Europeanization of National Security Identity: The EU and the Changing Security Identities of the Nordic States by P. Rieker
Routledge, London and New York, 2006
Pages: xiii+226. £65.00

Reviewed By: Noel Parker
Reviewed in: Journal of Common Market Studies
Date accepted online: 28/03/2007
Published in print: Volume 45, Issue 1, Pages 211-229
See all reviews for this journal

Book Reviews

Pernille Rieker's book comes out of the Nordic International Affairs and Defence Studies environment, not only in its focus, but equally in its conceptual apparatus born of discourse analysis and the constructivist account of how discursive activity identifies security risks. The pearl of this approach has been 'securitization', successful discursive moves to identify certain 'objects' as 'existential threats', requiring special protection. This, as Rieker and many others have understood, entails a complementary notion of the identity of that which is protected: the state/nation/way of life/continent-wide peace etc. Hence, Rieker's study focuses on the relationship between this 'national security identity' and Europeanization - specifically the developing European security identity.

Rieker has asked a pertinent question of Europeanization: 'How [...] the development of a distinct EU security identity has influenced the security approaches and identities of the four Nordic states.' (p. 2). The interest of the national cases lies in their distinctive security histories, all more or less away from the mainstream of earlier European defence formations. She examines each country in turn, providing a good historical summary and an up-to-date account of political debates, security doctrines, institutional innovations, and policy moves. After each one she measures the country in question against a model of the institutionalization of a more 'European' identity, derived from Thomas Risse, Kathryn Sikkink and Frank Schimmelfennig, in which countries pass through superficial, 'instrumental' adaptation, but find in due course that their identity really is entwined in the identity discourse they adopted earlier - here, that of 'Europe'.
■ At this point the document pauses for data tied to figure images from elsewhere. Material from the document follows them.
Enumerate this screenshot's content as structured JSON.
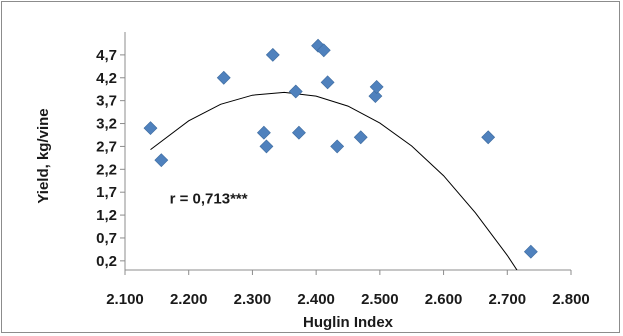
{
  "chart_data": {
    "type": "scatter",
    "title": "",
    "xlabel": "Huglin Index",
    "ylabel": "Yield, kg/vine",
    "xlim": [
      2100,
      2800
    ],
    "ylim": [
      0,
      5.2
    ],
    "x_ticks": [
      2100,
      2200,
      2300,
      2400,
      2500,
      2600,
      2700,
      2800
    ],
    "x_tick_labels": [
      "2.100",
      "2.200",
      "2.300",
      "2.400",
      "2.500",
      "2.600",
      "2.700",
      "2.800"
    ],
    "y_ticks": [
      0.2,
      0.7,
      1.2,
      1.7,
      2.2,
      2.7,
      3.2,
      3.7,
      4.2,
      4.7
    ],
    "y_tick_labels": [
      "0,2",
      "0,7",
      "1,2",
      "1,7",
      "2,2",
      "2,7",
      "3,2",
      "3,7",
      "4,2",
      "4,7"
    ],
    "grid": false,
    "legend": "none",
    "marker_color": "#4f81bd",
    "trend_color": "#000000",
    "points": [
      {
        "x": 2140,
        "y": 3.1
      },
      {
        "x": 2157,
        "y": 2.4
      },
      {
        "x": 2255,
        "y": 4.2
      },
      {
        "x": 2318,
        "y": 3.0
      },
      {
        "x": 2322,
        "y": 2.7
      },
      {
        "x": 2332,
        "y": 4.7
      },
      {
        "x": 2368,
        "y": 3.9
      },
      {
        "x": 2373,
        "y": 3.0
      },
      {
        "x": 2403,
        "y": 4.9
      },
      {
        "x": 2412,
        "y": 4.8
      },
      {
        "x": 2418,
        "y": 4.1
      },
      {
        "x": 2433,
        "y": 2.7
      },
      {
        "x": 2470,
        "y": 2.9
      },
      {
        "x": 2493,
        "y": 3.8
      },
      {
        "x": 2495,
        "y": 4.0
      },
      {
        "x": 2670,
        "y": 2.9
      },
      {
        "x": 2737,
        "y": 0.4
      }
    ],
    "trendline": {
      "type": "polynomial-2",
      "x_range": [
        2140,
        2735
      ],
      "points": [
        {
          "x": 2140,
          "y": 2.63
        },
        {
          "x": 2200,
          "y": 3.26
        },
        {
          "x": 2250,
          "y": 3.62
        },
        {
          "x": 2300,
          "y": 3.82
        },
        {
          "x": 2350,
          "y": 3.88
        },
        {
          "x": 2400,
          "y": 3.8
        },
        {
          "x": 2450,
          "y": 3.58
        },
        {
          "x": 2500,
          "y": 3.21
        },
        {
          "x": 2550,
          "y": 2.71
        },
        {
          "x": 2600,
          "y": 2.06
        },
        {
          "x": 2650,
          "y": 1.25
        },
        {
          "x": 2700,
          "y": 0.32
        },
        {
          "x": 2735,
          "y": -0.42
        }
      ]
    },
    "annotations": [
      {
        "text": "r = 0,713***",
        "x": 2170,
        "y": 1.45
      }
    ]
  }
}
In a concluding chapter, as Rieker re-considers how well they match up to the model, the tone on Europeanization remains upbeat: 'While it took time before the Nordic states actually changed their security approaches [...] the development of the EU as a security actor has accelerated or facilitated such changes.'(pp. 177-8). Yet the studies have highlighted so many cross-currents that the reader wonders what is left of any unidirectional process of Europeanization. One of the four states (Norway) has never become an EU member; two (Norway and Denmark) have arguably become more Atlanticist - though with different military emphases; 'only in Sweden has there been a true change in identity' (p. 188). In all cases, it is fair to say, elites show more 'Europeanization' than populations; but in three (Norway, Denmark and Sweden) that remains a significant counterweight to the elite's identity-changes. In a setting where identities are being formulated against so many shifting poles - US activism; new military and communications technologies; globalization, technologi- cally different security risks; evolving statehood; shifting settings for professional co-operation; etc. - Europeanization begins to look like a ladder that helped this study up but will not take it to the next level.